After dodging the Bulletin's question, Edsall was more candid to the audience.
Q: Should a football ultimatum be given to Notre Dame soon?A: I think that’s something the powers that be are discussing in terms of the strategies that they’re looking at to be proactive rather than reactive.Note: In a question-and-answer session with the audience, Edsall said the football coaches have been asking the conference to deliver an ultimatum to Notre Dame to come into the conference for football or get out entirely for the last two years. He added that, if as speculated, two teams leave for the Big Ten, “the Big East is all done.”
Now, this isn't a surprise to me.
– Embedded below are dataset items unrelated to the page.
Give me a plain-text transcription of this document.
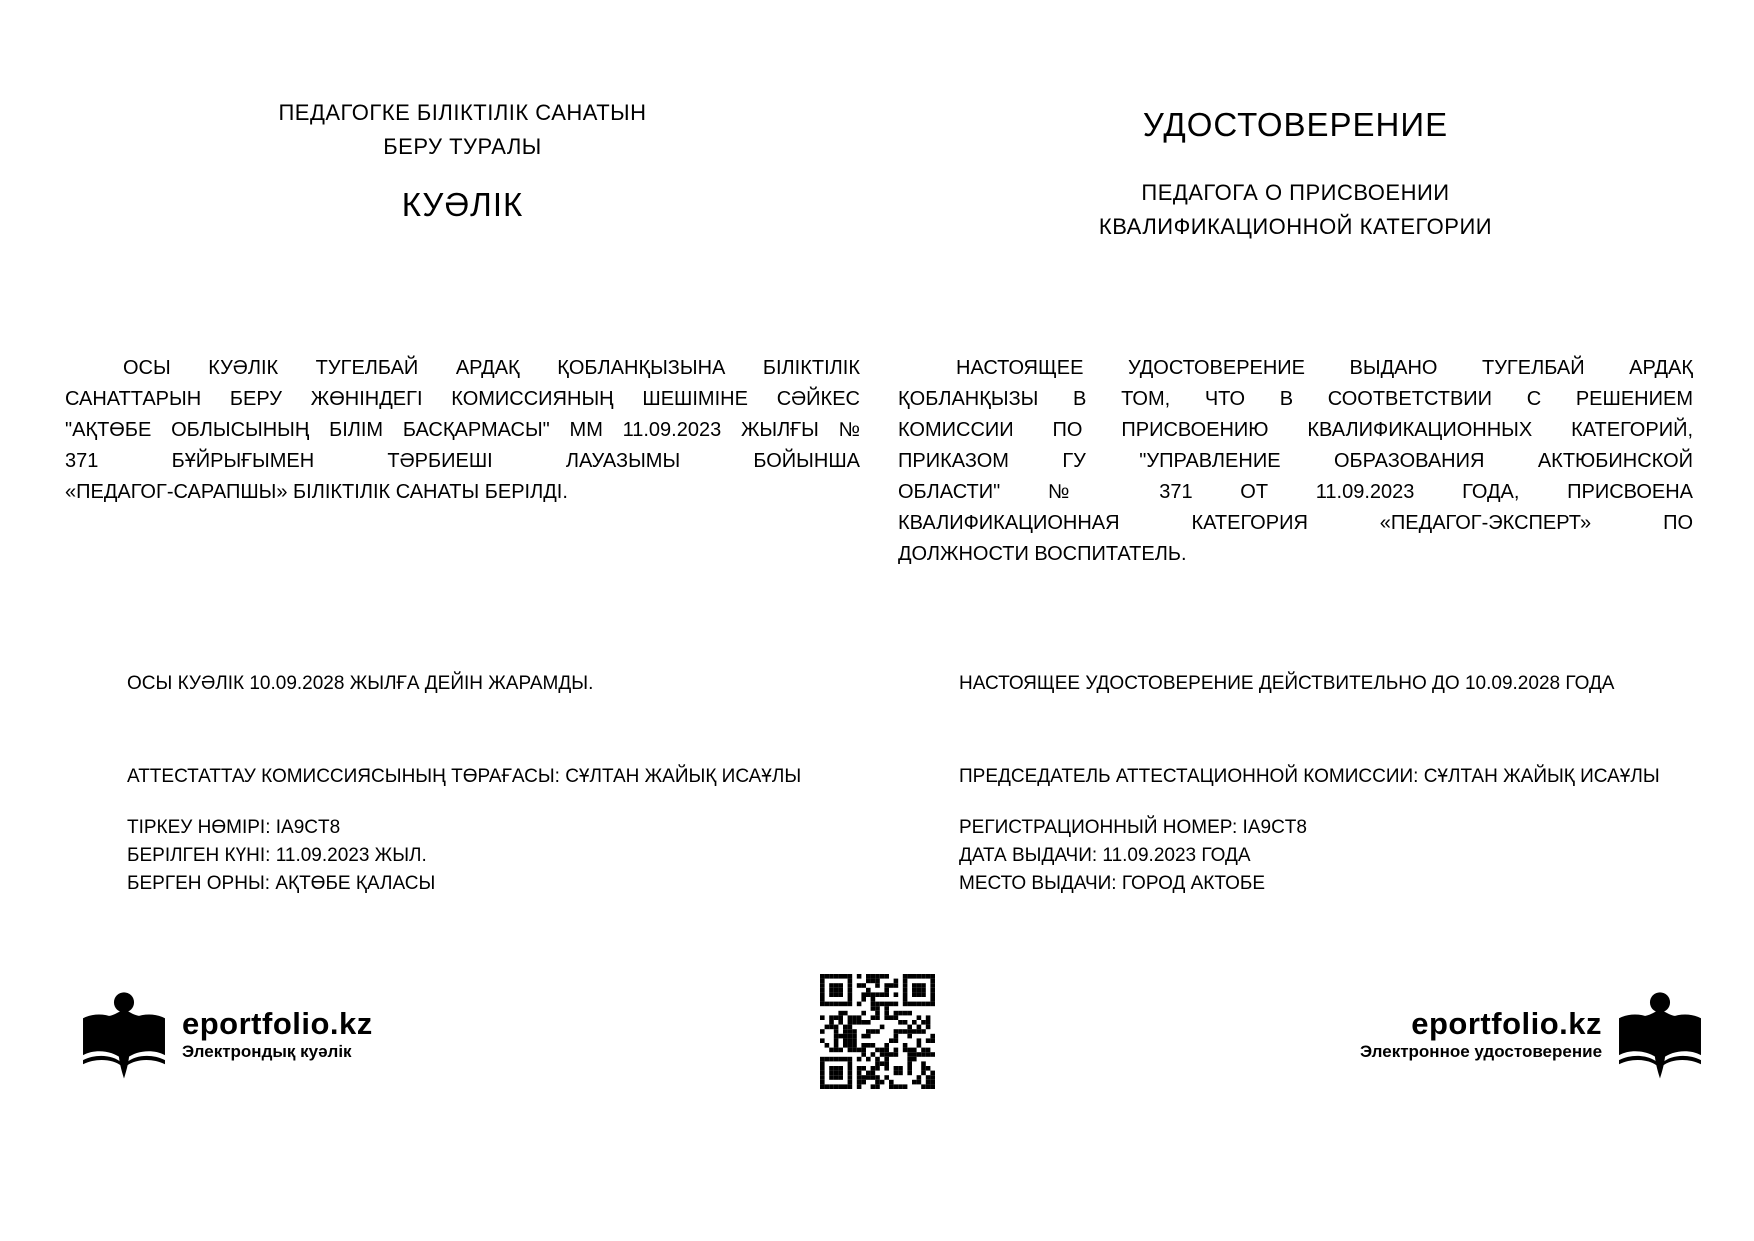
ПЕДАГОГКЕ БІЛІКТІЛІК САНАТЫН
БЕРУ ТУРАЛЫ
КУӘЛІК
ОСЫ КУӘЛІК ТУГЕЛБАЙ АРДАҚ ҚОБЛАНҚЫЗЫНА БІЛІКТІЛІК
САНАТТАРЫН БЕРУ ЖӨНІНДЕГІ КОМИССИЯНЫҢ ШЕШІМІНЕ СӘЙКЕС
"АҚТӨБЕ ОБЛЫСЫНЫҢ БІЛІМ БАСҚАРМАСЫ" ММ 11.09.2023 ЖЫЛҒЫ №
371 БҰЙРЫҒЫМЕН ТӘРБИЕШІ ЛАУАЗЫМЫ БОЙЫНША
«ПЕДАГОГ-САРАПШЫ» БІЛІКТІЛІК САНАТЫ БЕРІЛДІ.
ОСЫ КУӘЛІК 10.09.2028 ЖЫЛҒА ДЕЙІН ЖАРАМДЫ.
АТТЕСТАТТАУ КОМИССИЯСЫНЫҢ ТӨРАҒАСЫ: СҰЛТАН ЖАЙЫҚ ИСАҰЛЫ
ТІРКЕУ НӨМІРІ: IA9CT8
БЕРІЛГЕН КҮНІ: 11.09.2023 ЖЫЛ.
БЕРГЕН ОРНЫ: АҚТӨБЕ ҚАЛАСЫ
УДОСТОВЕРЕНИЕ
ПЕДАГОГА О ПРИСВОЕНИИ
КВАЛИФИКАЦИОННОЙ КАТЕГОРИИ
НАСТОЯЩЕЕ УДОСТОВЕРЕНИЕ ВЫДАНО ТУГЕЛБАЙ АРДАҚ
ҚОБЛАНҚЫЗЫ В ТОМ, ЧТО В СООТВЕТСТВИИ С РЕШЕНИЕМ
КОМИССИИ ПО ПРИСВОЕНИЮ КВАЛИФИКАЦИОННЫХ КАТЕГОРИЙ,
ПРИКАЗОМ ГУ "УПРАВЛЕНИЕ ОБРАЗОВАНИЯ АКТЮБИНСКОЙ
ОБЛАСТИ" № 371 ОТ 11.09.2023 ГОДА, ПРИСВОЕНА
КВАЛИФИКАЦИОННАЯ КАТЕГОРИЯ «ПЕДАГОГ-ЭКСПЕРТ» ПО
ДОЛЖНОСТИ ВОСПИТАТЕЛЬ.
НАСТОЯЩЕЕ УДОСТОВЕРЕНИЕ ДЕЙСТВИТЕЛЬНО ДО 10.09.2028 ГОДА
ПРЕДСЕДАТЕЛЬ АТТЕСТАЦИОННОЙ КОМИССИИ: СҰЛТАН ЖАЙЫҚ ИСАҰЛЫ
РЕГИСТРАЦИОННЫЙ НОМЕР: IA9CT8
ДАТА ВЫДАЧИ: 11.09.2023 ГОДА
МЕСТО ВЫДАЧИ: ГОРОД АКТОБЕ
eportfolio.kz
Электрондық куәлік
eportfolio.kz
Электронное удостоверение
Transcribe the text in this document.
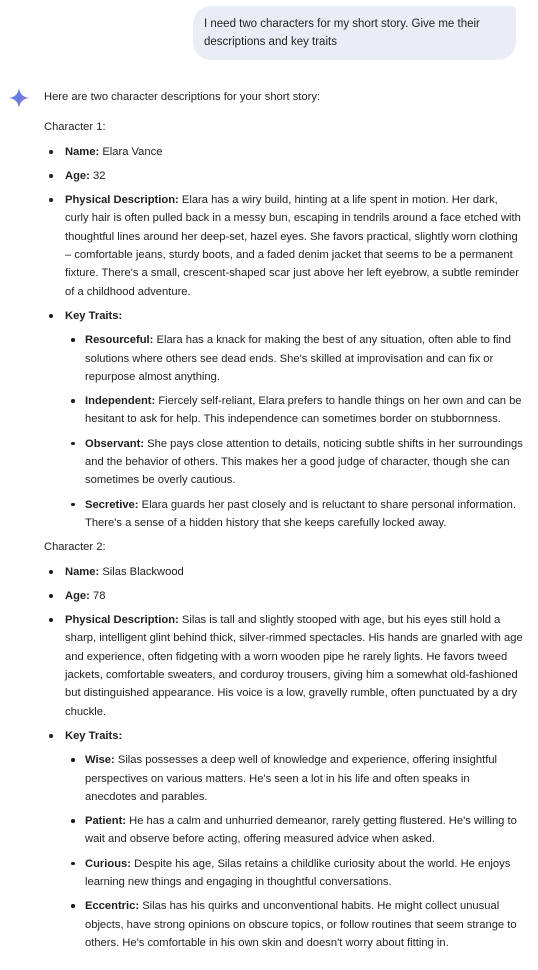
I need two characters for my short story. Give me their descriptions and key traits

Here are two character descriptions for your short story:

Character 1:

Name: Elara Vance
Age: 32
Physical Description: Elara has a wiry build, hinting at a life spent in motion. Her dark, curly hair is often pulled back in a messy bun, escaping in tendrils around a face etched with thoughtful lines around her deep-set, hazel eyes. She favors practical, slightly worn clothing – comfortable jeans, sturdy boots, and a faded denim jacket that seems to be a permanent fixture. There's a small, crescent-shaped scar just above her left eyebrow, a subtle reminder of a childhood adventure.
Key Traits:
Resourceful: Elara has a knack for making the best of any situation, often able to find solutions where others see dead ends. She's skilled at improvisation and can fix or repurpose almost anything.
Independent: Fiercely self-reliant, Elara prefers to handle things on her own and can be hesitant to ask for help. This independence can sometimes border on stubbornness.
Observant: She pays close attention to details, noticing subtle shifts in her surroundings and the behavior of others. This makes her a good judge of character, though she can sometimes be overly cautious.
Secretive: Elara guards her past closely and is reluctant to share personal information. There's a sense of a hidden history that she keeps carefully locked away.

Character 2:

Name: Silas Blackwood
Age: 78
Physical Description: Silas is tall and slightly stooped with age, but his eyes still hold a sharp, intelligent glint behind thick, silver-rimmed spectacles. His hands are gnarled with age and experience, often fidgeting with a worn wooden pipe he rarely lights. He favors tweed jackets, comfortable sweaters, and corduroy trousers, giving him a somewhat old-fashioned but distinguished appearance. His voice is a low, gravelly rumble, often punctuated by a dry chuckle.
Key Traits:
Wise: Silas possesses a deep well of knowledge and experience, offering insightful perspectives on various matters. He's seen a lot in his life and often speaks in anecdotes and parables.
Patient: He has a calm and unhurried demeanor, rarely getting flustered. He's willing to wait and observe before acting, offering measured advice when asked.
Curious: Despite his age, Silas retains a childlike curiosity about the world. He enjoys learning new things and engaging in thoughtful conversations.
Eccentric: Silas has his quirks and unconventional habits. He might collect unusual objects, have strong opinions on obscure topics, or follow routines that seem strange to others. He's comfortable in his own skin and doesn't worry about fitting in.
Over the course of the last several years this has been something Edsall has hinted at in off the record conversations he has had. He is careful around the media because he doesn't want to create controversy, but he obviously was less guarded around the Chamber meeting.
The facts are the Big East football coaches are frustrated with Notre Dame. The Big East allows the Irish to live by two sets of rules. Now, talking to the Big East office, they are going to say ND football helps with bowl tie-ins etc. That may be true, but if the Irish go 8-4, it's almost assured a 10-2 Big East team is going to get bumped out of the Champs Bowl, or in the past, the Sun or the Gator Bowl.
The reason the Big East doesn't give an ultimatum is that Notre Dame would leave.
As far as expansion, the loss of 2 teams and "the Big East is done" comment? Well, it's also true, and why I think the Big East could be on its last legs as a football conference. The league can't lose any of its eastern teams, notably two of UConn, Syracuse or Rutgers. Pitt by itself leaving would be a huge blow.
These are scary times for the Big East, and I don't think that is being alarmist.
2 comments:
I think Edsall is spot on. The league could lose one team like Pitt and be fine. But I doubt that Pitt, Rutgers, Syracuse or UConn is worth anything to the Big Ten by themselves.
I really think the Big Ten is fooling themselves if they think they can capture New York with any Big East team. The fact remains that New York's team of choice is Notre Dame.
The Big Ten will add Missouri to bring in Kansas City & St. Louis and that will be the end of it. The numbers don't add up...the Big Ten members make $22 million a year so a new team has to bring in an additional $22 million at least in new revenue. And five teams? Could the Big Ten really add $110 million to its bottom line?? I'm not seeing it without Notre Dame.
Sean,
There is one thing everyone is missing in this expansion talk....FUTURE. This is about 10 and 20 and even 30 years from now.
Think about it. The Huskies have been in the Big East for 31 years. It took a decade to get UConn to what UConn is right now. Same goes for the other schools. The Big Ten is looking at the landscape for 10-20 years from now. It looks like the football schools will break away from the NCAA, and that's what it looks like is happening. We forget how little control the NCAA has over college football.